Home SantéLes bases du développement d’une nouvelle famille d’antibiotiques puissants ont été jetées

Les bases du développement d’une nouvelle famille d’antibiotiques puissants ont été jetées

by Sophie Martin

Publié le 15 décembre 2025. Des chercheurs allemands ont percé les secrets de la production des biphénomycines, une famille d’antibiotiques naturels prometteurs, ouvrant la voie à de nouveaux traitements contre les infections bactériennes résistantes, notamment à l’Staphylococcus aureus résistant à la méthicilline (SARM).

  • Les biphénomycines, découvertes dans les années 1960, présentent une forte activité contre le SARM, mais leur production limitée par les bactéries a freiné leur développement pharmaceutique.
  • Une équipe de l’Institut Helmholtz de recherche pharmaceutique de la Sarre (HIPS) a déchiffré la voie de biosynthèse des biphénomycines, identifiant les enzymes clés impliquées dans leur fabrication.
  • Cette avancée permet désormais de manipuler génétiquement les bactéries productrices ou de transférer la production à d’autres organismes, ouvrant la voie à une production à grande échelle et au développement de nouvelles variantes.

La lutte contre la résistance aux antibiotiques est un enjeu majeur de santé publique. L’Staphylococcus aureus, responsable d’infections allant de simples inflammations cutanées à des septicémies potentiellement mortelles, est particulièrement préoccupant en milieu hospitalier. En Allemagne, environ 132 000 cas de SARM sont recensés chaque année, et le nombre d’infections résistantes ne cesse d’augmenter. Face à cette situation alarmante, la recherche de nouveaux antibiotiques est devenue une priorité.

Les biphénomycines, des composés naturels dotés d’une puissante activité antimicrobienne, avaient suscité l’intérêt des chercheurs dès les années 1960. Elles se sont révélées efficaces et bien tolérées lors d’expérimentations sur des animaux. Cependant, leur développement en tant que médicament a été bloqué par la faible quantité produite par leur organisme d’origine, une souche du genre Streptomyces. De plus, les gènes responsables de leur biosynthèse restaient inconnus, empêchant toute tentative de production à plus grande échelle.

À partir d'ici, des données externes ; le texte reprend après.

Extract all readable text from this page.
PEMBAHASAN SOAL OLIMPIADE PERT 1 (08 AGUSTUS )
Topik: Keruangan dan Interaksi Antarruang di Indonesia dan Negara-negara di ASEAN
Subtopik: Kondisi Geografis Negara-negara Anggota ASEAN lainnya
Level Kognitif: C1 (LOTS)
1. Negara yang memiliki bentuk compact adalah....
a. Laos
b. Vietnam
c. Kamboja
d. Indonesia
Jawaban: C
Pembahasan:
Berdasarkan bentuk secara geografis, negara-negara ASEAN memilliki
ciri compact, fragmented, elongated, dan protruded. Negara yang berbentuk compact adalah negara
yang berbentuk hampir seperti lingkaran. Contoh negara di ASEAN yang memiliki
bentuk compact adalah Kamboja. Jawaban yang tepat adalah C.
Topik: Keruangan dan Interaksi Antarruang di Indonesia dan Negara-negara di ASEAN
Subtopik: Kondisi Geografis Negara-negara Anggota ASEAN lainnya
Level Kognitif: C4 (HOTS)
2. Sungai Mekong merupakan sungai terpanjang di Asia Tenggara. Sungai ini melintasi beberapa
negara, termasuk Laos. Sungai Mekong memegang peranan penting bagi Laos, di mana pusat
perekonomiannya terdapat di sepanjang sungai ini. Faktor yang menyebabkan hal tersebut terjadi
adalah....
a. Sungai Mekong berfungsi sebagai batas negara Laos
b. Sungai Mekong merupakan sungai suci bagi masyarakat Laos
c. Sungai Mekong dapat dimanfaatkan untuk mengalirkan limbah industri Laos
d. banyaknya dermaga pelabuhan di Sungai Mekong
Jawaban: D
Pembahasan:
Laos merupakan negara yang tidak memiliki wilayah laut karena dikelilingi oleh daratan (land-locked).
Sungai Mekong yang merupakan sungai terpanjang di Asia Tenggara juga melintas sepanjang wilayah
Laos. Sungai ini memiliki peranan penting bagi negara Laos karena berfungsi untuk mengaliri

En collaboration avec des collègues de la Technische Universität (TU) de Dresde, les chercheurs du HIPS ont réussi à élucider l’ensemble de la voie de biosynthèse de la biphénomycine. Cette découverte, publiée dans la revue Angewandte Chemie International Edition, révèle que la bactérie productrice commence par fabriquer un peptide simple, contenant des séquences qui déterminent les modifications ultérieures. Plusieurs enzymes spécialisées interviennent ensuite, dans un ordre précis, pour transformer ce peptide en la molécule de biphénomycine finale et biologiquement active.

Une particularité notable de ce processus est la présence de la paire d’enzymes BipEF, qui combine deux fonctions en une seule étape : l’insertion de groupes chimiques spécifiques dans le peptide et sa coupure à un point précis. Ce type de double fonction n’avait encore jamais été observé au sein de la famille d’enzymes étudiée.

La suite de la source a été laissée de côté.